Advanced13 min
Advanced Guardrails
When to add guardrails, how to architect a cost-aware stack across all five middleware hooks, and how to know they work. Covers before_agent input filters, wrap_tool_call for tool-level security, after_agent output safety, false positive management, and guardrail evaluation.
Quick Reference
- →before_agent — fires once per invocation; cheapest place to block bad inputs (regex or classifier)
- →after_agent — fires once after the loop; validate final response before the user sees it
- →wrap_tool_call — intercepts every tool invocation; validate arguments, enforce rate limits, check permissions
- →return {'jump_to': 'end'} + @hook_config(can_jump_to=['end']) short-circuits the entire agent loop
- →Layer cheapest-first: regex ($0) → classifier (~$0.002) → tool validation (~$0.001/tool) → output safety (~$0.003)

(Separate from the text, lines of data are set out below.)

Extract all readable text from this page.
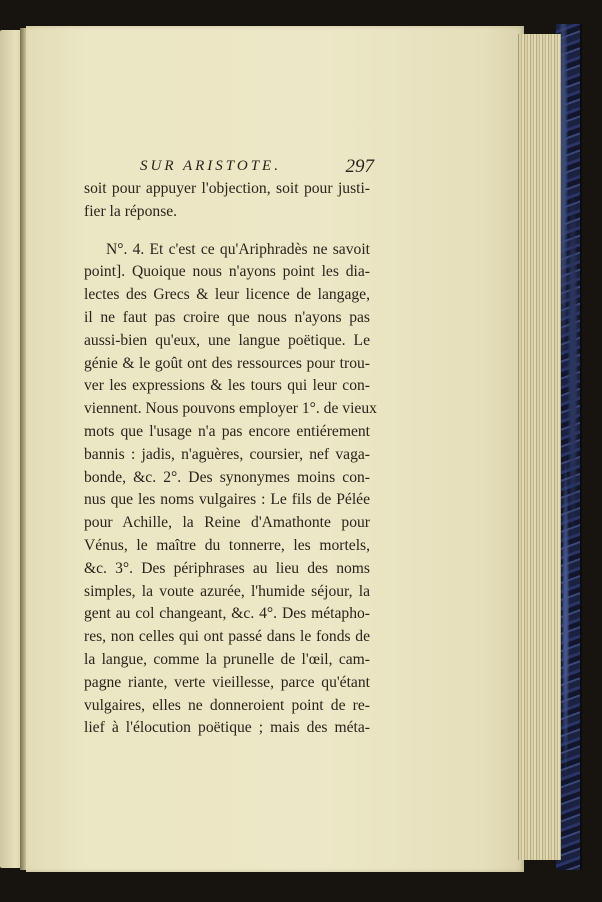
SUR ARISTOTE.	297
soit pour appuyer l'objection, soit pour justi-
fier la réponse.
N°. 4. Et c'est ce qu'Ariphradès ne savoit
point]. Quoique nous n'ayons point les dia-
lectes des Grecs & leur licence de langage,
il ne faut pas croire que nous n'ayons pas
aussi-bien qu'eux, une langue poëtique. Le
génie & le goût ont des ressources pour trou-
ver les expressions & les tours qui leur con-
viennent. Nous pouvons employer 1°. de vieux
mots que l'usage n'a pas encore entiérement
bannis : jadis, n'aguères, coursier, nef vaga-
bonde, &c. 2°. Des synonymes moins con-
nus que les noms vulgaires : Le fils de Pélée
pour Achille, la Reine d'Amathonte pour
Vénus, le maître du tonnerre, les mortels,
&c. 3°. Des périphrases au lieu des noms
simples, la voute azurée, l'humide séjour, la
gent au col changeant, &c. 4°. Des métapho-
res, non celles qui ont passé dans le fonds de
la langue, comme la prunelle de l'œil, cam-
pagne riante, verte vieillesse, parce qu'étant
vulgaires, elles ne donneroient point de re-
lief à l'élocution poëtique ; mais des méta-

- →Every guardrail needs a fallback — fail-open for low-risk domains, fail-closed for regulated ones
When NOT to Add Guardrails
Every guardrail layer adds latency, cost, and false-positive risk. Before adding any, name the specific threat. If you can't name it, you don't need the layer yet.
| Scenario | User trust | Tool sensitivity | Recommended layers |
|---|---|---|---|
| Internal devtool, no external users | High | Low (read-only) | None — system prompt is sufficient |
| Prototype / demo, controlled audience | Medium | Low | None or input regex only |
| Public agent, no tool access, no PII | Low | None | Input classifier (before_agent) |
| Public agent with write tools (email, DB) | Low | High | Input + tool-level + output |
| Regulated domain (medical, financial, legal) | Low | High + PII | Full stack + fail-closed + audit log |
If your agent has no tools and handles no sensitive data
A system prompt is your guardrail. Adding LLM-based guardrails to a read-only Q&A agent doubles your cost and latency for a threat model that doesn't exist yet.